What do we need to do to protect ourselves from these threats? Computer security experts and publishers of security solution recommended several actions:
Protect yourselves. This seems common sense, but easier said than done. While the attack surface increases (I’ll come back on this notion), threats evolve constantly and user awareness lags, putting the entire system in danger.
Assess the risks and the costs. Security has costs and consequences. It is not possible to protect everything unless you live in a total vacuum. The risk of data loss or theft should be assessed, and appropriate measures taken.
Classify information. Classify data allows you to know what is public, what isn’t, what is highly confidential and what is less. This allows to implement security rules based on the processed data.
Implement best practices. Human beings are often the weakest links. Identity theft is more and more the entry point to information theft. An identity protection policy needs to be setup through strong passwords or multi-factor authentication, to limit these risks.
Basic notion of security
Information security is a broad topic. Nowadays, it has become everybody’s concern and has entered the boardroom. You will find many books and articles about it, as well as many companies whose unique job it is. To enjoy the safety of cloud services, it seems essential to know what we’re talking about. Information Security is defined around four main concepts: Privacy, Integrity, Availability and Non-Repudiation.

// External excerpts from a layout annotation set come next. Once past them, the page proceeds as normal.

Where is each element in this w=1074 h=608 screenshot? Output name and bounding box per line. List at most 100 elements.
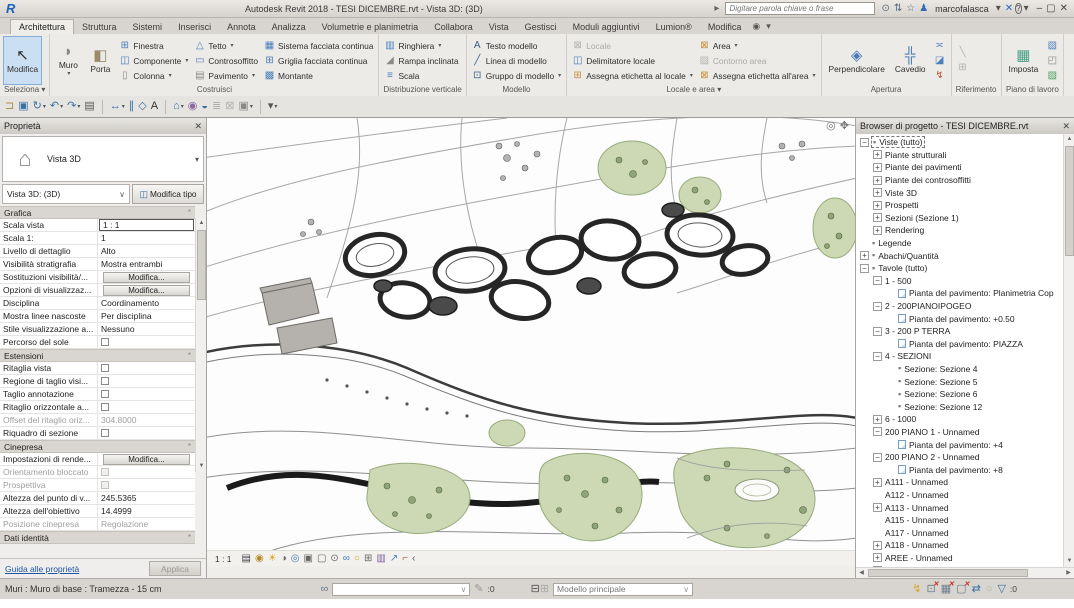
expand-icon[interactable]: +	[873, 541, 882, 550]
detail-level-icon[interactable]: ▤	[242, 554, 251, 564]
property-value-stile-visualizzazione-a[interactable]: Nessuno	[98, 323, 195, 335]
expand-icon[interactable]: +	[873, 150, 882, 159]
montante-button[interactable]: ▩Montante	[262, 68, 375, 83]
tree-item-abachi-quantit[interactable]: +▪Abachi/Quantità	[858, 249, 1061, 262]
show-crop-icon[interactable]: ▢	[317, 554, 326, 564]
ribbon-options-icon[interactable]: ◉	[752, 21, 760, 32]
tab-moduli-aggiuntivi[interactable]: Moduli aggiuntivi	[565, 20, 648, 34]
search-expand-icon[interactable]: ▸	[714, 4, 719, 14]
print-icon[interactable]: ▤	[84, 101, 94, 112]
tag-by-category-icon[interactable]: ◇	[138, 101, 146, 112]
unlocked-view-icon[interactable]: ⊙	[330, 554, 338, 564]
collapse-icon[interactable]: −	[873, 327, 882, 336]
tree-item-piante-strutturali[interactable]: +Piante strutturali	[858, 149, 1061, 162]
property-value-altezza-dell-obiettivo[interactable]: 14.4999	[98, 505, 195, 517]
tree-item-legende[interactable]: ▪Legende	[858, 237, 1061, 250]
area-button[interactable]: ⊠Area▾	[697, 38, 818, 53]
tree-item-piante-dei-controsoffitti[interactable]: +Piante dei controsoffitti	[858, 174, 1061, 187]
property-value-livello-di-dettaglio[interactable]: Alto	[98, 245, 195, 257]
modifica-button[interactable]: ↖Modifica	[3, 36, 42, 85]
section-pin-icon[interactable]: *	[188, 442, 191, 451]
expand-icon[interactable]: +	[873, 201, 882, 210]
active-workset-dropdown[interactable]: ∨	[332, 583, 470, 596]
properties-scrollbar[interactable]: ▲▼	[195, 218, 206, 472]
help-caret-icon[interactable]: ▾	[1024, 4, 1029, 14]
expand-icon[interactable]: +	[873, 213, 882, 222]
collapse-icon[interactable]: −	[860, 138, 869, 147]
tree-item-pianta-del-pavimento-piazza[interactable]: Pianta del pavimento: PIAZZA	[858, 338, 1061, 351]
workplane-show-button[interactable]: ▧	[1044, 39, 1060, 53]
switch-windows-icon[interactable]: ▣	[238, 101, 248, 112]
section-pin-icon[interactable]: *	[188, 351, 191, 360]
text-icon[interactable]: A	[151, 101, 158, 112]
section-cinepresa[interactable]: Cinepresa*	[0, 440, 195, 453]
select-underlay-icon[interactable]: ▦✕	[941, 584, 951, 595]
tree-item-piante-dei-pavimenti[interactable]: +Piante dei pavimenti	[858, 161, 1061, 174]
tree-item-a113-unnamed[interactable]: +A113 - Unnamed	[858, 501, 1061, 514]
tree-item-sezione-sezione-6[interactable]: ▪Sezione: Sezione 6	[858, 388, 1061, 401]
tree-item-tavole-tutto[interactable]: −▪Tavole (tutto)	[858, 262, 1061, 275]
close-icon[interactable]: ✕	[1060, 4, 1068, 14]
tree-item-prospetti[interactable]: +Prospetti	[858, 199, 1061, 212]
render-dialog-icon[interactable]: ◎	[291, 554, 300, 564]
instance-selector[interactable]: Vista 3D: (3D) ∨	[2, 184, 130, 204]
tab-gestisci[interactable]: Gestisci	[517, 20, 565, 34]
tree-item-pianta-del-pavimento-planimetria-cop[interactable]: Pianta del pavimento: Planimetria Cop	[858, 287, 1061, 300]
finestra-button[interactable]: ⊞Finestra	[117, 38, 190, 53]
hide-isolate-icon[interactable]: ∞	[343, 554, 350, 564]
browser-horizontal-scrollbar[interactable]: ◀▶	[856, 567, 1074, 578]
tree-item-pianta-del-pavimento-4[interactable]: Pianta del pavimento: +4	[858, 438, 1061, 451]
displace-elements-icon[interactable]: ↗	[390, 554, 398, 564]
expand-icon[interactable]: +	[873, 176, 882, 185]
tree-item-a112-unnamed[interactable]: A112 - Unnamed	[858, 489, 1061, 502]
property-value-visibilit-stratigrafia[interactable]: Mostra entrambi	[98, 258, 195, 270]
property-value-mostra-linee-nascoste[interactable]: Per disciplina	[98, 310, 195, 322]
ringhiera-button[interactable]: ▥Ringhiera▾	[382, 38, 460, 53]
riquadro-di-sezione-checkbox[interactable]	[101, 429, 109, 437]
help-icon[interactable]: ?	[1015, 3, 1021, 14]
render-icon[interactable]: ◉	[188, 101, 198, 112]
tab-modifica[interactable]: Modifica	[700, 20, 750, 34]
editable-icon[interactable]: ✎	[474, 584, 483, 595]
tree-item-a115-unnamed[interactable]: A115 - Unnamed	[858, 514, 1061, 527]
drawing-area[interactable]: ◎✥ 1 : 1 ▤◉☀◑◎▣▢⊙∞○⊞▥↗⌐‹	[207, 118, 855, 578]
modify-type-button[interactable]: ◫ Modifica tipo	[132, 184, 204, 204]
componente-button[interactable]: ◫Componente▾	[117, 53, 190, 68]
perpendicolare-button[interactable]: ◈Perpendicolare	[825, 36, 889, 85]
tree-item-viste-tutto[interactable]: −▪Viste (tutto)	[858, 136, 1061, 149]
griglia-facciata-continua-button[interactable]: ⊞Griglia facciata continua	[262, 53, 375, 68]
user-menu-caret-icon[interactable]: ▾	[996, 4, 1001, 14]
tab-collabora[interactable]: Collabora	[426, 20, 481, 34]
expand-icon[interactable]: +	[873, 226, 882, 235]
design-option-dropdown[interactable]: Modello principale ∨	[553, 583, 693, 596]
autodesk-exchange-icon[interactable]: ✕	[1005, 4, 1013, 14]
sync-icon[interactable]: ↻	[33, 101, 42, 112]
aligned-dimension-icon[interactable]: ∥	[129, 101, 135, 112]
section-estensioni[interactable]: Estensioni*	[0, 349, 195, 362]
ribbon-cycle-icon[interactable]: ▾	[766, 21, 771, 32]
group-label-seleziona[interactable]: Seleziona ▾	[0, 85, 49, 96]
section-dati-identit[interactable]: Dati identità*	[0, 531, 195, 544]
colonna-button[interactable]: ▯Colonna▾	[117, 68, 190, 83]
collapse-icon[interactable]: −	[873, 453, 882, 462]
reveal-hidden-icon[interactable]: ○	[354, 554, 360, 564]
tree-item-6-1000[interactable]: +6 - 1000	[858, 413, 1061, 426]
sistema-facciata-continua-button[interactable]: ▦Sistema facciata continua	[262, 38, 375, 53]
impostazioni-di-rende-modify-button[interactable]: Modifica...	[103, 454, 190, 465]
tree-item-sezione-sezione-5[interactable]: ▪Sezione: Sezione 5	[858, 375, 1061, 388]
assegna-etichetta-al-locale-button[interactable]: ⊞Assegna etichetta al locale▾	[570, 68, 695, 83]
tree-item-2-200pianoipogeo[interactable]: −2 - 200PIANOIPOGEO	[858, 300, 1061, 313]
imposta-button[interactable]: ▦Imposta	[1005, 36, 1043, 85]
wall-opening-button[interactable]: ≍	[932, 39, 948, 53]
group-label-riferimento[interactable]: Riferimento	[952, 85, 1001, 96]
regione-di-taglio-visi-checkbox[interactable]	[101, 377, 109, 385]
opzioni-di-visualizzaz-modify-button[interactable]: Modifica...	[103, 285, 190, 296]
tree-item-sezione-sezione-4[interactable]: ▪Sezione: Sezione 4	[858, 363, 1061, 376]
linea-di-modello-button[interactable]: ╱Linea di modello	[470, 53, 563, 68]
gruppo-di-modello-button[interactable]: ⊡Gruppo di modello▾	[470, 68, 563, 83]
close-hidden-windows-icon[interactable]: ⊠	[225, 101, 234, 112]
assegna-etichetta-all-area-button[interactable]: ⊠Assegna etichetta all'area▾	[697, 68, 818, 83]
property-value-disciplina[interactable]: Coordinamento	[98, 297, 195, 309]
property-value-offset-del-ritaglio-oriz[interactable]: 304.8000	[98, 414, 195, 426]
worksets-icon[interactable]: ∞	[320, 584, 328, 595]
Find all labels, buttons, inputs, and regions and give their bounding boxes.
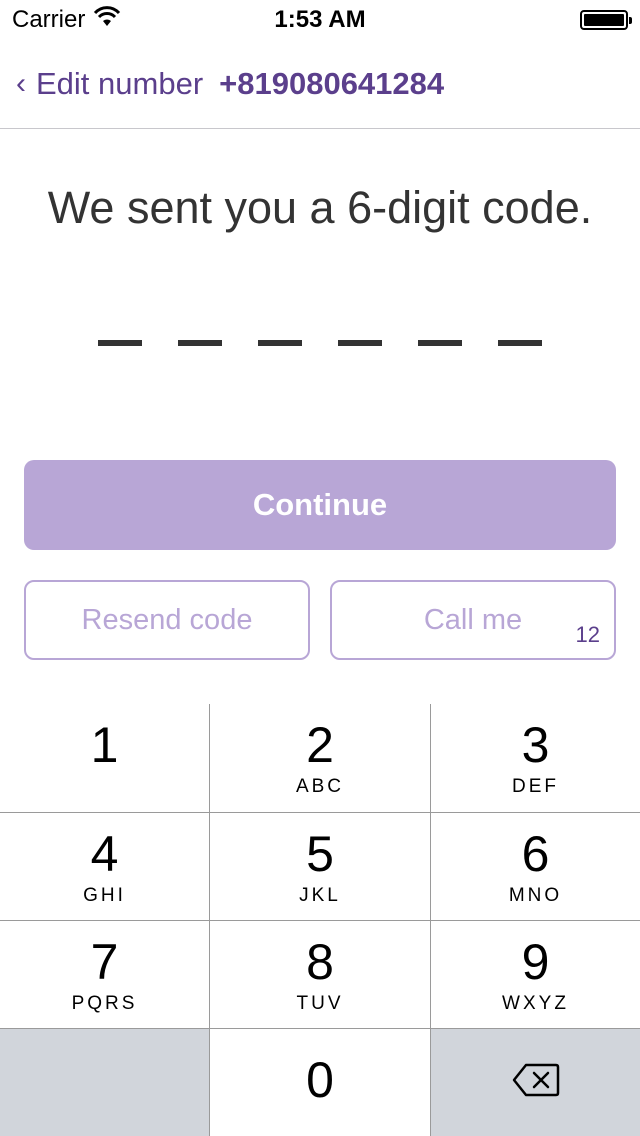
key-digit: 2 (306, 717, 334, 773)
call-countdown: 12 (575, 622, 600, 647)
key-digit: 6 (521, 826, 550, 882)
key-6[interactable]: 6 MNO (431, 813, 640, 920)
key-letters: JKL (299, 885, 341, 906)
key-digit: 1 (90, 717, 119, 773)
key-letters: MNO (508, 885, 563, 906)
phone-number: +819080641284 (219, 66, 445, 101)
key-digit: 8 (306, 934, 334, 990)
key-2[interactable]: 2 ABC (210, 704, 430, 812)
code-slot (338, 340, 382, 346)
carrier-label: Carrier (12, 6, 86, 33)
status-bar: Carrier 1:53 AM (0, 0, 640, 40)
key-8[interactable]: 8 TUV (210, 921, 430, 1028)
chevron-left-icon: ‹ (16, 67, 26, 100)
key-digit: 9 (521, 934, 550, 990)
key-letters: WXYZ (502, 993, 569, 1014)
key-digit: 7 (90, 934, 119, 990)
resend-code-label: Resend code (81, 603, 253, 636)
key-letters: PQRS (71, 993, 138, 1014)
key-digit: 5 (306, 826, 334, 882)
key-digit: 4 (90, 826, 119, 882)
key-0[interactable]: 0 (210, 1029, 430, 1136)
keypad-blank-key (0, 1029, 209, 1136)
code-slot (178, 340, 222, 346)
code-slot (258, 340, 302, 346)
battery-icon (580, 10, 632, 30)
code-input[interactable] (98, 340, 542, 350)
key-4[interactable]: 4 GHI (0, 813, 209, 920)
status-left: Carrier (12, 5, 121, 35)
code-slot (498, 340, 542, 346)
keypad-divider (0, 812, 640, 813)
call-me-button[interactable]: Call me 12 (330, 580, 616, 660)
keypad-divider (0, 1028, 640, 1029)
key-letters: TUV (296, 993, 344, 1014)
call-me-label: Call me (423, 603, 523, 636)
key-digit: 3 (521, 717, 550, 773)
backspace-icon (512, 1063, 560, 1102)
keypad-divider (209, 704, 210, 1136)
key-digit: 0 (306, 1052, 334, 1108)
key-letters: DEF (512, 776, 559, 797)
key-5[interactable]: 5 JKL (210, 813, 430, 920)
key-3[interactable]: 3 DEF (431, 704, 640, 812)
key-letters: ABC (295, 776, 345, 797)
key-9[interactable]: 9 WXYZ (431, 921, 640, 1028)
navigation-bar: ‹ Edit number +819080641284 (0, 40, 640, 129)
key-1[interactable]: 1 (0, 704, 209, 812)
key-7[interactable]: 7 PQRS (0, 921, 209, 1028)
page-title: We sent you a 6-digit code. (47, 182, 593, 233)
key-letters: GHI (83, 885, 126, 906)
resend-code-button[interactable]: Resend code (24, 580, 310, 660)
numeric-keypad: 1 2 ABC 3 DEF 4 GHI 5 JKL 6 MNO 7 PQRS 8… (0, 704, 640, 1136)
keypad-divider (430, 704, 431, 1136)
code-slot (98, 340, 142, 346)
back-button-label: Edit number (36, 66, 204, 101)
keypad-divider (0, 920, 640, 921)
code-slot (418, 340, 462, 346)
delete-key[interactable] (431, 1029, 640, 1136)
edit-number-back-button[interactable]: ‹ Edit number (16, 66, 203, 102)
continue-button[interactable]: Continue (24, 460, 616, 550)
wifi-icon (93, 5, 121, 35)
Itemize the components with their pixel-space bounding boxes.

As per ISO / IEC 27001, privacy is defined as the “right of individuals to control or influence what information related to them may be collected and stored and by whom and to whom the information may be disclosed”. The identification of the users, the rights attributed to them and the encryption of information play a major role in protecting the access to information.
Integrity means that the information is complete and accurate. This also indicates that it cannot be modified by chance, unexpectedly or maliciously. Generally, the traceability of changes, the continuous backup of previous versions and control sums are there to guaranty the information integrity.
Availability defines that access to information is available within the limits defined by its owner. In the case of the cloud, we have seen that availability was the subject of a precise classification. To this, access time may be added, which may be defined according to the type of information (data archived may require more time to be retrieved for instance than “live” data).
This is a legal feature, a subset of integrity. It means that the sender and receiver of information are who they claim to be and that the information sent is consistent with the information received, and has thus not been altered. The mechanism of digital certificates is generally used and accepted by justice to prove non-repudiation. You must be able to guarantee security (integrity, confidentiality and availability) of its private key. This is where logical mechanisms as e.g. smart cards play a major role.